Nelle società per azioni il compenso per gli amministratori è cristallizzato, ai sensi dell’art. 2389 c.c., all’atto della loro nomina o dall’assemblea dei soci. Sul punto, la disciplina codicistica si limita a fornire le modalità con le quali fissare i compensi degli amministratori determinati dall’assemblea, ai sensi degli artt. 2364 e 2389 c.c., senza fare alcun riferimento ai parametri da seguire circa la determinazione del quantum. Da ciò consegue che la determinazione di compensi congrui o ragionevoli non costituisce oggetto di un espresso obbligo di legge, né l’assetto normativo individua i criteri in base ai quali tale adeguatezza può in concreto essere accertata, spettando al soggetto che allega l’irragionevolezza fornire una stringente prova delle proprie doglianze.
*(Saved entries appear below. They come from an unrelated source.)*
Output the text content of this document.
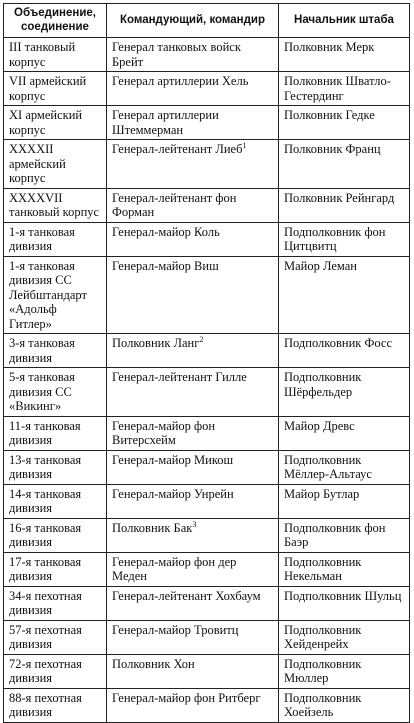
Объединение, соединение	Командующий, командир	Начальник штаба
III танковый корпус	Генерал танковых войск Брейт	Полковник Мерк
VII армейский корпус	Генерал артиллерии Хель	Полковник Шватло-Гестердинг
XI армейский корпус	Генерал артиллерии Штеммерман	Полковник Гедке
XXXXII армейский корпус	Генерал-лейтенант Лиеб$^1$	Полковник Франц
XXXXVII танковый корпус	Генерал-лейтенант фон Форман	Полковник Рейнгард
1-я танковая дивизия	Генерал-майор Коль	Подполковник фон Цитцвитц
1-я танковая дивизия СС Лейбштандарт «Адольф Гитлер»	Генерал-майор Виш	Майор Леман
3-я танковая дивизия	Полковник Ланг$^2$	Подполковник Фосс
5-я танковая дивизия СС «Викинг»	Генерал-лейтенант Гилле	Подполковник Шёрфельдер
11-я танковая дивизия	Генерал-майор фон Витерсхейм	Майор Древс
13-я танковая дивизия	Генерал-майор Микош	Подполковник Мёллер-Альтаус
14-я танковая дивизия	Генерал-майор Унрейн	Майор Бутлар
16-я танковая дивизия	Полковник Бак$^3$	Подполковник фон Баэр
17-я танковая дивизия	Генерал-майор фон дер Меден	Подполковник Некельман
34-я пехотная дивизия	Генерал-лейтенант Хохбаум	Подполковник Шульц
57-я пехотная дивизия	Генерал-майор Тровитц	Подполковник Хейденрейх
72-я пехотная дивизия	Полковник Хон	Подполковник Мюллер
88-я пехотная дивизия	Генерал-майор фон Ритберг	Подполковник Хоейзель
Le prove assunte in sede penale rispetto a fatti costitutivi identici, costituiscono elementi di prova liberamente valutabili dal giudice in sede civile.

Nell’ambito del giudizio civile per il risarcimento del danno, il condebitore solidale può opporre al creditore la sentenza penale di assoluzione pronunciata nei confronti di altro condebitore, a meno che essa non sia fondata su ragioni personali dell’altro condebitore.